Le gros de l’action s’est passé en dehors de Kalisz. On ne voyait la ville qu’à portée de jumelles. Les soviets ont creusé un sillon profond dans la 5ème division comme un couteau chaud dans du beurre. La division était en haillons - la moitié des soldats à cheval, l’autre à pied. Les véhicules carburaient à l’alcool distillé. Les uniformes raccommodés, puis raccommodés encore, et la moitié d’entre eux provenaient d’autres unités, voire d’autres pays de l’OTAN. Une armée en haillons, bouffée par les mites et comblées avec la chair à canon encore capable de tenir sur deux jambes.
Les russes nous ont transpercés, divisés en deux, puis ont encerclé les deux éléments pour les massacrer. Les troupes endurcies ont craqué, ils se sont enfuis vers les bois et ont quitté le champ de bataille pronto.
Un colonel complètement sinoque a même essayé de mener une charge à cheval, cabrant son canassent sur ses pattes arrières comme le Ranger solitaire et criant que c’était le dernier combat de Custer. Ça parait idiot à dire mais ça m’a presque soulagé quand un mortier soviet lui est tombé sur la tronche, son .45 à manche de nacre blanc atterrissant à un mètre de moi avec la main encore attachée…
C’est le cheval qui a morflé le plus. Vraiment. Il n’arrêtait pas de hurler, à se raccrocher à la vie comme un furieux. J’ai pas regardé dans quel état il était, l’entendre m’a suffi. J’avais le nez dans la boue, le souffle m’avait fait l’effet d’un uppercut. Mon camarade à côté avait été proprement coupé en deux par l’explosion, les tripes déversées comme un poisson éventré. Il allait pas s’en sortir lui, c’était évident, je suis parti plein ouest. Merde, il appelait encore sa mère quand j’ai pris mes jambes à mon coup. J’espère qu’il est mort vite. J’aurais pu l’achever mais je ne sais pas pourquoi, je ne l’ai pas fait.

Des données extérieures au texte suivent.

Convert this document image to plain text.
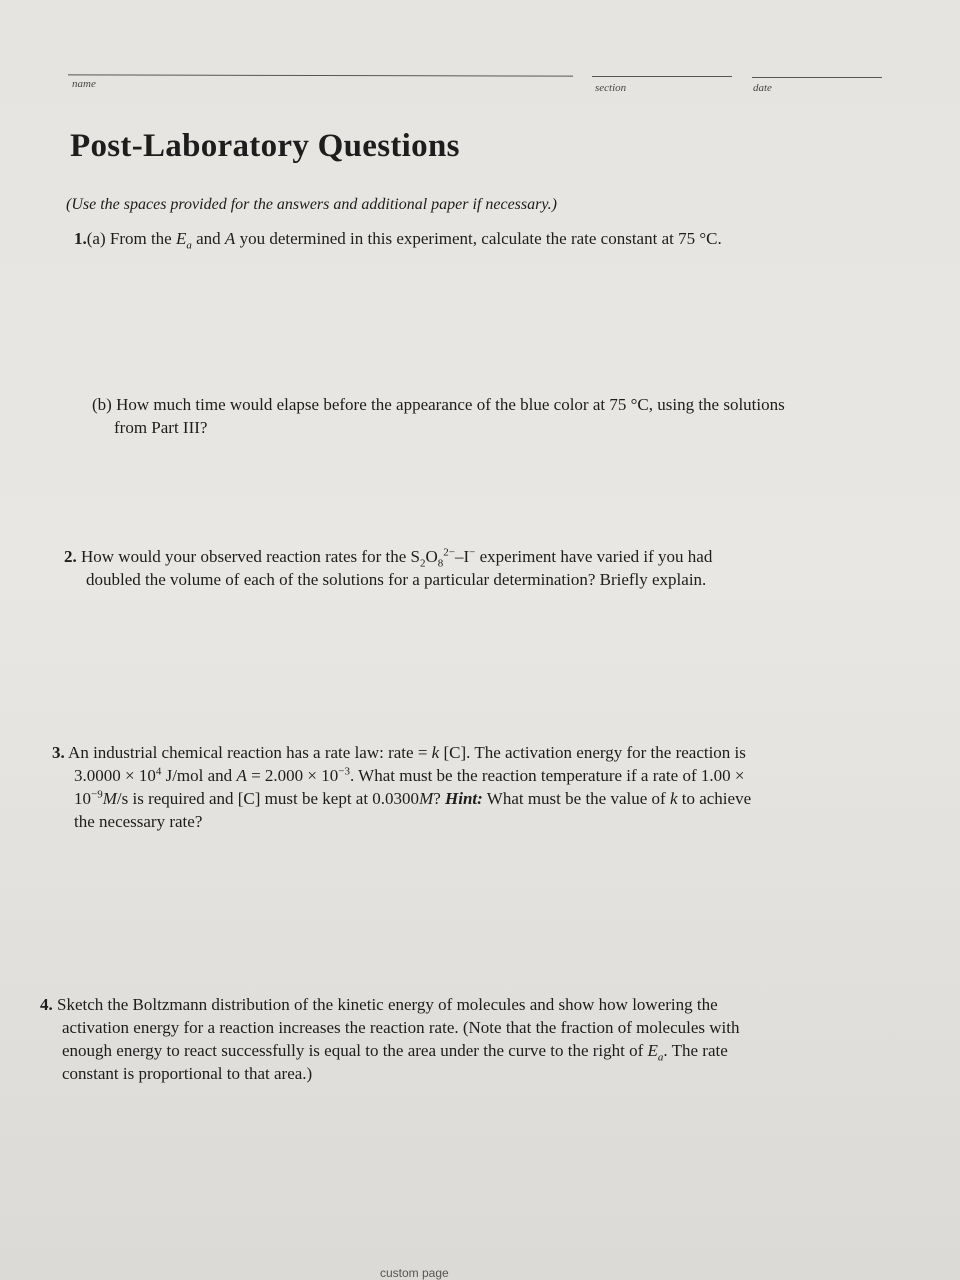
name	section	date
Post-Laboratory Questions
(Use the spaces provided for the answers and additional paper if necessary.)
1.(a) From the $E_a$ and A you determined in this experiment, calculate the rate constant at 75 °C.
(b) How much time would elapse before the appearance of the blue color at 75 °C, using the solutions
from Part III?
2. How would your observed reaction rates for the $S_2O_8^{2-}-I^-$ experiment have varied if you had
doubled the volume of each of the solutions for a particular determination? Briefly explain.
3. An industrial chemical reaction has a rate law: rate = k [C]. The activation energy for the reaction is
$3.0000 \times 10^4$ J/mol and $A = 2.000 \times 10^{-3}$. What must be the reaction temperature if a rate of 1.00 ×
$10^{-9}M/s$ is required and [C] must be kept at 0.0300M? Hint: What must be the value of k to achieve
the necessary rate?
4. Sketch the Boltzmann distribution of the kinetic energy of molecules and show how lowering the
activation energy for a reaction increases the reaction rate. (Note that the fraction of molecules with
enough energy to react successfully is equal to the area under the curve to the right of $E_a$. The rate
constant is proportional to that area.)
custom page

Les balles fusaient comme des vols de moustiques affamés sur la rivière, en éclatant comme ils le font lorsqu’ils s’approchent trop près de ces appareils électriques qui les grillent. Ça vous donne presque le mal du pays, mais comment on peut penser à ça au milieu de tout ce merdier? Probablement ta vie qui défile devant tes yeux.
La section de Tony s’est faite balayé après l’explosion d’un missile nucléaire tactique. Ça a été comme un gros flash de lumière, une chaleur à cuire et ses gars se sont mis à hurler en prenant feu, des putains de torches humaines. Il a eu du pot, trouver une baignoire en plomb dans la maison quasi ruinée, c’est ce qui lui a sauvé la mise, en tout cas pour l’instant. Je l’ai retrouvé quelques centaines de mètres plus loin, étalé dans son vomi mais toujours en vie. Ouais celui là il vivra je me suis dit.
On a été rejoint par Mirko, un boche massif effrayant avec son auto mitrailleuse. Ce type a la rage au ventre, il s’est pris une balle en plein ventre mais la plaque de céramique a absorbé le pire. Il a couru le plus vite possible quand tout a merdé et il m’a trouvé avec Tony qui n’en menait pas large. Heureusement qu’il nous a rejoint, on a pu avancer plus vite en portant Tony ensemble.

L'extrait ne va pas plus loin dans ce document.